Ph.D. Defense: Weiwei Li
Ph.D. Thesis Defense
Thursday, March 19th, 2020
Meeting ID: 604 122 248
Data Science Methods with Applications to Genetic Sequencing
Data science methods is of increasing importance in modern genetic sequencing analysis. In this dissertation, we mainly focus on applying statistical modeling to structural variant detection problem and a new frame work for scalable and provable subspace clustering.
In the first project, we discuss the optimal sampling strategy for structural variant detection using optical mapping. Here we develop an optimization approach using a simple, yet realistic, model of the genomic mapping process using a hypergeometric distribution and probabilistic concentration inequalities.

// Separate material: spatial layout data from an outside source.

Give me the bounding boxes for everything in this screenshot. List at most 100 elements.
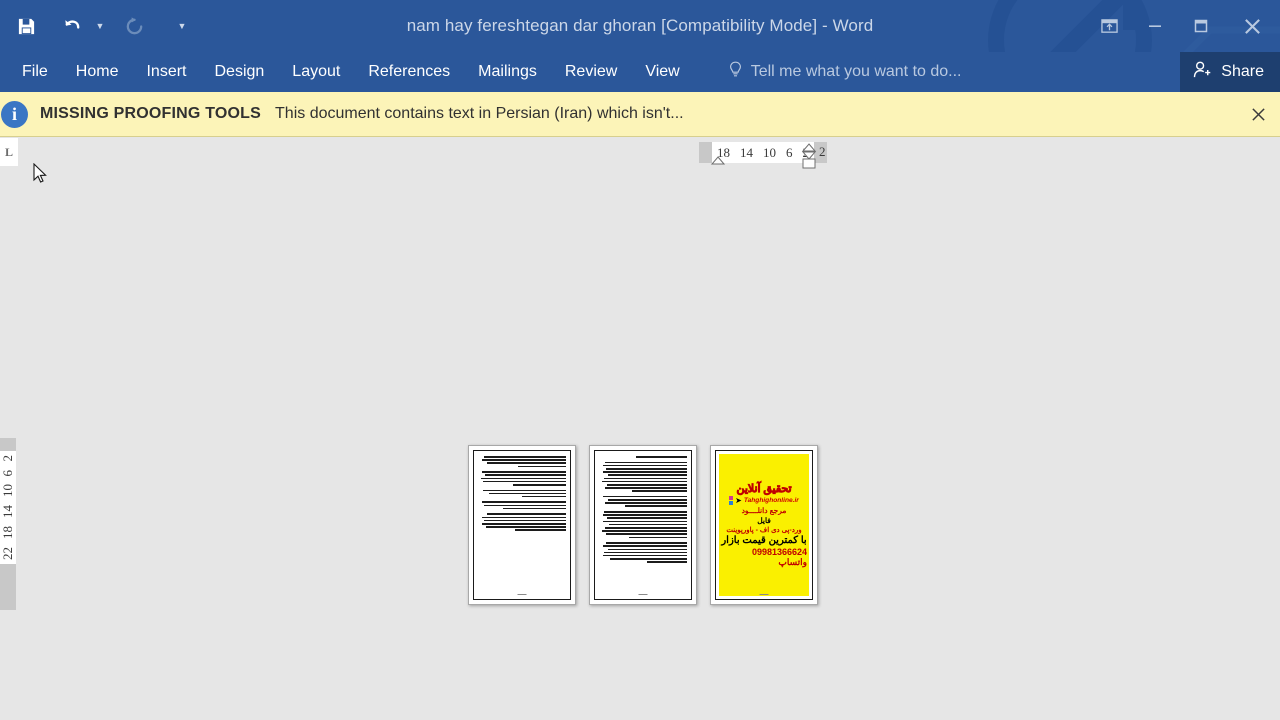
ribbon-display-options-icon[interactable] (1086, 6, 1132, 46)
text-line (483, 489, 566, 492)
tab-design[interactable]: Design (200, 52, 278, 92)
text-line (486, 513, 566, 516)
text-line (603, 520, 687, 523)
text-line (605, 526, 687, 529)
quick-access-toolbar: ▼ ▼ (0, 0, 190, 52)
text-line (604, 477, 687, 480)
paragraph (478, 489, 566, 498)
text-line (606, 517, 687, 519)
text-line (605, 461, 687, 464)
v-tick: 14 (0, 505, 15, 518)
undo-icon[interactable] (52, 6, 92, 46)
tell-me-placeholder: Tell me what you want to do... (750, 63, 962, 80)
v-tick: 2 (0, 455, 15, 462)
document-canvas[interactable]: تحقیق آنلاین Tahghighonline.ir ➤ مرجع دا… (0, 137, 1280, 720)
tab-mailings[interactable]: Mailings (464, 52, 551, 92)
v-tick: 18 (0, 526, 15, 539)
page-footer-mark (517, 593, 527, 595)
text-line (606, 483, 687, 486)
minimize-icon[interactable] (1132, 6, 1178, 46)
missing-proofing-tools-bar: i MISSING PROOFING TOOLS This document c… (0, 92, 1280, 222)
tell-me-box[interactable]: Tell me what you want to do... (728, 61, 962, 83)
document-page[interactable] (589, 445, 697, 605)
tab-layout[interactable]: Layout (278, 52, 354, 92)
vertical-ruler[interactable]: 2 6 10 14 18 22 (0, 438, 16, 610)
customize-qat-icon[interactable]: ▼ (174, 6, 190, 46)
text-line (514, 529, 566, 531)
text-line (608, 523, 687, 526)
ad-website: Tahghighonline.ir (743, 497, 799, 504)
close-icon[interactable] (1224, 6, 1280, 46)
text-line (606, 533, 687, 535)
share-label: Share (1221, 63, 1264, 80)
text-line (484, 456, 566, 458)
text-line (603, 495, 687, 498)
tab-view[interactable]: View (631, 52, 693, 92)
text-line (482, 471, 566, 473)
text-line (484, 519, 566, 522)
share-person-icon (1192, 60, 1213, 84)
text-line (485, 474, 566, 476)
lightbulb-icon (728, 61, 743, 83)
text-line (602, 554, 687, 557)
page-footer-mark (759, 593, 769, 595)
text-line (488, 492, 566, 495)
tab-stop-marker-icon: L (4, 144, 13, 159)
share-button[interactable]: Share (1180, 52, 1280, 92)
text-line (602, 514, 687, 516)
paragraph (478, 456, 566, 468)
notification-close-icon[interactable] (1244, 100, 1272, 128)
tab-file[interactable]: File (8, 52, 62, 92)
document-page[interactable] (468, 445, 576, 605)
text-line (606, 542, 687, 544)
vruler-top-cap (0, 438, 16, 451)
text-line (606, 467, 687, 470)
text-line (625, 505, 687, 508)
arrow-left-icon: ➤ (735, 495, 742, 505)
paragraph (599, 461, 687, 492)
tab-stop-selector[interactable]: L (0, 138, 18, 166)
ad-brand-title: تحقیق آنلاین (736, 483, 792, 496)
ad-line-formats: ورد-پی دی اف - پاورپوینت (726, 527, 802, 534)
text-line (607, 548, 687, 551)
text-line (635, 456, 687, 458)
text-line (480, 477, 566, 480)
paragraph (599, 456, 687, 458)
ad-line-whatsapp: 09981366624 واتساپ (751, 547, 807, 567)
text-line (481, 501, 566, 504)
paragraph (478, 501, 566, 510)
text-line (513, 483, 566, 486)
tab-review[interactable]: Review (551, 52, 631, 92)
text-line (601, 480, 687, 483)
paragraph (599, 542, 687, 563)
tab-references[interactable]: References (354, 52, 464, 92)
tab-home[interactable]: Home (62, 52, 133, 92)
ribbon-tab-bar: File Home Insert Design Layout Reference… (0, 52, 1280, 92)
page-thumbnails: تحقیق آنلاین Tahghighonline.ir ➤ مرجع دا… (468, 445, 818, 605)
document-page[interactable]: تحقیق آنلاین Tahghighonline.ir ➤ مرجع دا… (710, 445, 818, 605)
text-line (481, 459, 566, 461)
text-line (607, 499, 687, 501)
notification-message: This document contains text in Persian (… (275, 105, 684, 122)
paragraph (599, 511, 687, 539)
ad-line-price: با کمترین قیمت بازار (721, 535, 807, 546)
redo-icon (114, 6, 154, 46)
text-line (647, 561, 687, 563)
paragraph (478, 471, 566, 486)
text-line (602, 464, 687, 467)
text-line (481, 523, 566, 525)
info-icon-glyph: i (11, 103, 17, 124)
restore-icon[interactable] (1178, 6, 1224, 46)
v-tick: 6 (0, 469, 15, 477)
save-icon[interactable] (6, 6, 46, 46)
page-footer-mark (638, 593, 648, 595)
text-line (632, 490, 687, 492)
tab-insert[interactable]: Insert (132, 52, 200, 92)
text-line (485, 526, 566, 528)
text-line (603, 471, 687, 473)
text-line (604, 511, 687, 513)
undo-dropdown-icon[interactable]: ▼ (92, 6, 108, 46)
paragraph (599, 495, 687, 508)
ad-website-row: Tahghighonline.ir ➤ (729, 496, 799, 505)
ruler-indent-markers[interactable] (699, 142, 824, 174)
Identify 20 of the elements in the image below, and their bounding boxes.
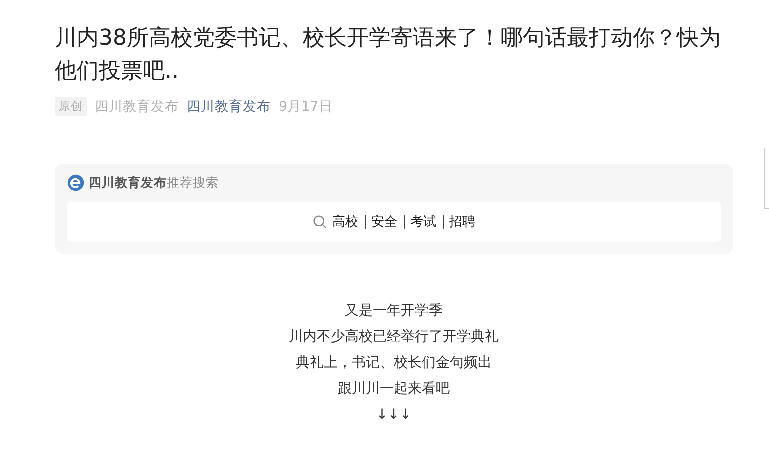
side-panel (764, 148, 769, 209)
article-title: 川内38所高校党委书记、校长开学寄语来了！哪句话最打动你？快为他们投票吧.. (55, 25, 722, 86)
author-name: 四川教育发布 (95, 98, 179, 116)
search-keyword[interactable]: 考试 (410, 213, 436, 231)
body-text: 川内不少高校已经举行了开学典礼 (288, 328, 500, 347)
search-keyword[interactable]: 高校 (332, 213, 358, 231)
logo-icon (67, 174, 85, 192)
body-text: 跟川川一起来看吧 (337, 380, 451, 399)
recommend-label: 推荐搜索 (167, 174, 219, 192)
original-badge: 原创 (55, 97, 87, 116)
body-text: ↓↓↓ (375, 406, 413, 425)
search-icon (312, 215, 326, 229)
body-text: 又是一年开学季 (344, 302, 444, 321)
brand-name: 四川教育发布 (89, 174, 167, 192)
search-keyword[interactable]: 安全 (372, 213, 398, 231)
account-link[interactable]: 四川教育发布 (187, 98, 271, 116)
search-keyword[interactable]: 招聘 (450, 213, 476, 231)
publish-date: 9月17日 (279, 98, 333, 116)
search-bar[interactable]: 高校 安全 考试 招聘 (67, 202, 721, 242)
body-text: 典礼上，书记、校长们金句频出 (295, 354, 493, 373)
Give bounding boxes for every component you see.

In the second project, we introduce a formal probabilistic model to assessing how well an optical read maps to a reference genome. We use this approach to infer the most likely location within that reference for any given read, as well as the likelihood of mapping to all other possible locations. Using data produced by BioNano Saphyr to parameterize a simulation, we show that our approach accurately identifies the likeliest locations of the observed optical read data.
If time permits, in the third part we introduce a new algorithm for subspace clustering. We consider modeling the collection of points in a high dimensional space as a union of low dimensional subspaces. In particular we propose a highly scalable sampling based algorithm that clusters the entire dataset via first spectral clustering of a small random sample followed by classifying the remaining out of sample points. The numerical results indicate we outperform other state-of-the-art subspace clustering algorithms with respect to both accuracy and speed.